F-16 interceptors can fly alongside a plane to see who’s flying it. They can also try to force it off course. Once it is apparent that it is not following directions, it might be forced over the ocean or to a remote airport — or even shot down. The intent with Stewart’s plane was to shoot it down if it was going to crash into a major populated area.

Clearly, the Air Force had the capability and the training to intercept the American and United flights that hit the World Trade Center.
So how much time did the Air Force have to respond? The New York Times reported Saturday that military officials, indeed, were tracking the plane that struck the Pentagon and had scrambled fighters into protective orbits around Washington within 15 minutes after the crash.
On departure from Boston, American Airlines Flight 11 was passed from the Logan tower to TRACON, which handles departures, then to Boston Center for transition to high-altitude jet airways.

These airways lead over northern Massachusetts toward Albany, N.Y. At a point near Albany, the plane deviated from that course. The FAA’s Boston Center knew within less than a minute that Flight 11 had made a dramatic, roughly 100-degree left-hand turn to the south.
Controllers also overheard a conversation on a cockpit microphone saying, “Don’t do anything foolish, you’re not going to get hurt,” according to the Christian Science Monitor.


Flying time to the World Trade Center is 24 minutes at high speed from Albany. Flight time from Atlantic City, the nearest F-16 fighter base, to the World Trade Center is just 18 minutes. That leaves just six minutes to launch fighter jets to intercept the hijacked plane.
United Airlines Flight 175, headed from Boston to Los Angeles, flew within four air minutes of Atlantic City before turning north to the World Trade Center. It struck nearly 21 minutes after the first plane.

Why didn’t Atlantic City fighter planes respond? One answer is that Atlantic City is a National Guard base, not an Air Force intercept base, and it may not have had planes on alert. The nearest air intercept base, Otis Air Force Base on Cape Cod, Mass., was reported to have launched two F-15s, but they could not get to the World Trade Center in time.

Air Force and FAA investigators will focus on what procedures were in place to thwart this terrorism. Why were none of the hijacked planes intercepted? Perhaps the aircraft’s transponder was turned off so that controllers could no longer see information about the planes on their screens. But an Air Force facility in Rome, N.Y., tracks planes based solely on the radar reflection off the skin of the aircraft. That alone would allow the Air Force to track the flight.

Also, why did the plane turn at Albany? One answer is that the Hudson River is a natural geographical landmark that leads directly to the World Trade Center and is easy to navigate for a hijacker who’s likely inexperienced as a pilot.


The key question is, when did the terrorists take control of the aircraft, and what kind of expertise did they need to fly the 767? I’ve spent 10 hours in a 767 simulator. It’s a docile, easy-to-fly plane. But it has a sophisticated flight-management system used for navigation. If you’re not trained on the 767’s system, you’d need the plane’s pilots to navigate for you. Once a hijacker had the twin towers in sight, only modest flight training would be necessary to maneuver the plane toward them.

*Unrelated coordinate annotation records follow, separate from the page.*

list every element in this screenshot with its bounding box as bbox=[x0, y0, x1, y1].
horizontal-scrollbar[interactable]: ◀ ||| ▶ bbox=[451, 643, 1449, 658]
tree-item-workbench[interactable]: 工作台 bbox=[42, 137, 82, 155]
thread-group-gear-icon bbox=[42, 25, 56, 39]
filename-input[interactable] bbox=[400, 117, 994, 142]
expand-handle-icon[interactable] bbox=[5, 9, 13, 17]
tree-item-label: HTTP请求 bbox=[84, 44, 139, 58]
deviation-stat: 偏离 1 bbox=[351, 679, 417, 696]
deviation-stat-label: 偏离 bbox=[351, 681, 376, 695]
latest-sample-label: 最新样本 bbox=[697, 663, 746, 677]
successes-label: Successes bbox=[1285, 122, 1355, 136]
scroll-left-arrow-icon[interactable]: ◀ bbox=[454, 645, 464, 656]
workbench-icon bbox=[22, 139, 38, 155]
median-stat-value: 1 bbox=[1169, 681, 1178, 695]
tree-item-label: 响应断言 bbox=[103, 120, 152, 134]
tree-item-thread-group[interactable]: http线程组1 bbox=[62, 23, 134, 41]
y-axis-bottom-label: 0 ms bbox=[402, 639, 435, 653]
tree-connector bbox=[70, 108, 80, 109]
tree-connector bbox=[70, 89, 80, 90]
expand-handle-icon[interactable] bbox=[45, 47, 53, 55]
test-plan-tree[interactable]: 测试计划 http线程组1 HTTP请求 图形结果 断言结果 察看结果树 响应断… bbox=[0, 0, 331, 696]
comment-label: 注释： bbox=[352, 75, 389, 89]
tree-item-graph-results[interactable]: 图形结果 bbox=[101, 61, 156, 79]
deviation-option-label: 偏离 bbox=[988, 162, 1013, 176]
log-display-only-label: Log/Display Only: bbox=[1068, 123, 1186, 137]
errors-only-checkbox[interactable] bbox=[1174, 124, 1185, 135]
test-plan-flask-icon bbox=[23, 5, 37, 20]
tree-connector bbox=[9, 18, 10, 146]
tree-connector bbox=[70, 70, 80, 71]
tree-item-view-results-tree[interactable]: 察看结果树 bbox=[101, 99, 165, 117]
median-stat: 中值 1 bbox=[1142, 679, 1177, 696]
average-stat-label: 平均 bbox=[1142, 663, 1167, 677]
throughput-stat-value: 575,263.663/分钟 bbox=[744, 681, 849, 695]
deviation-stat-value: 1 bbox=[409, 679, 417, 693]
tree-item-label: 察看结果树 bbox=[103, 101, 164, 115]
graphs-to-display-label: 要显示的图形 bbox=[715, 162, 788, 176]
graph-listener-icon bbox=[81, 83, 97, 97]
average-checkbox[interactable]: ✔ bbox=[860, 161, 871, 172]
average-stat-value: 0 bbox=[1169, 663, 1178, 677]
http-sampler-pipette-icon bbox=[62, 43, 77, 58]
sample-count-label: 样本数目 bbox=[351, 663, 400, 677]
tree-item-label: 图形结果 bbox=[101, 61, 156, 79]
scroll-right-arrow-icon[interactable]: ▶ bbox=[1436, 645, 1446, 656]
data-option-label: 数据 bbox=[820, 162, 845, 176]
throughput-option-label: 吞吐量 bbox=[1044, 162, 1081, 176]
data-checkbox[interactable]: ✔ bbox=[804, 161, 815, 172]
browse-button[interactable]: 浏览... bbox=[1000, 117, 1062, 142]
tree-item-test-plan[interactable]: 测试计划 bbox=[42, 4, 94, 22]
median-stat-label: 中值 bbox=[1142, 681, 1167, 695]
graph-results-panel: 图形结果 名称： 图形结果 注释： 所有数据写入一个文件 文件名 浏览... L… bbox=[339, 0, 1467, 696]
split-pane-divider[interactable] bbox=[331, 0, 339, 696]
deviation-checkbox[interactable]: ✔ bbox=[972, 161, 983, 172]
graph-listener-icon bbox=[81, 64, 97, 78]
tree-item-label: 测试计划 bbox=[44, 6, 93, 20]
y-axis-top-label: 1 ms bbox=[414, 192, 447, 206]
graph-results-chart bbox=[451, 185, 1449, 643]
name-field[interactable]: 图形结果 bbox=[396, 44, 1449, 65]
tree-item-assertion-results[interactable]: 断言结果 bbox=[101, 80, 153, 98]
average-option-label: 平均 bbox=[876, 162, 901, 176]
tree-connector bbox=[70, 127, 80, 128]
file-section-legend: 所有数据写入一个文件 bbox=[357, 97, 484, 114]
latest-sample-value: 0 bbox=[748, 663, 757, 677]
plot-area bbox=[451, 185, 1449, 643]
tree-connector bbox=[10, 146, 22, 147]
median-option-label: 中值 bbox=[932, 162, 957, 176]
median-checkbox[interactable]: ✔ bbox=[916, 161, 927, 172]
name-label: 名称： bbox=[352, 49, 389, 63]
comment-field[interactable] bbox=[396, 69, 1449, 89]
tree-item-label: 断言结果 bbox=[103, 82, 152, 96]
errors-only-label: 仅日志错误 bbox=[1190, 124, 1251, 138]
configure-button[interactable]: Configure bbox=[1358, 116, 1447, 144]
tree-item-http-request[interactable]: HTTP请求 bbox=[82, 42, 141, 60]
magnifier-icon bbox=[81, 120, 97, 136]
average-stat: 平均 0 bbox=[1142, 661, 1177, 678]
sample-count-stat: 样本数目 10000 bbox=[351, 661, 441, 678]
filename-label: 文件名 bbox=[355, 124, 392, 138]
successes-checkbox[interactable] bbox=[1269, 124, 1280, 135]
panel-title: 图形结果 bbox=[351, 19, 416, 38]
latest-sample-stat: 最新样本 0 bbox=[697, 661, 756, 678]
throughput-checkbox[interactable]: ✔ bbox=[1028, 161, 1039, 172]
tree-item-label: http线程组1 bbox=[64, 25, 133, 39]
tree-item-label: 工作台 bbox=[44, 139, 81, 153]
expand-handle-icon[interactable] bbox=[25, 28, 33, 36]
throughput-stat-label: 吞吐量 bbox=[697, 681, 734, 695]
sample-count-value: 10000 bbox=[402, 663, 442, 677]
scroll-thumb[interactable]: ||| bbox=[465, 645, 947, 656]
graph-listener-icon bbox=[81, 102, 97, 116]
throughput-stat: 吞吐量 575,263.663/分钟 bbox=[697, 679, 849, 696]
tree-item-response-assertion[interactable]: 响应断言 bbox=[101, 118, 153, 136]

Our nation has a long history of reacting to “credible threats” and body counts rather than planning for unrealized but highly probable threats. The thought of shooting down a commercial airliner may have been too horrifying to contemplate, but it is something for which aviation authorities must now plan.

More immediately, pilots need to be protected from potential attackers by more than a flimsy cockpit door. The Israeli airline El Al has two doors separating its pilots from the passenger section of the aircraft, as well as armed guards. Those measures would have made Tuesday’s attack far more difficult.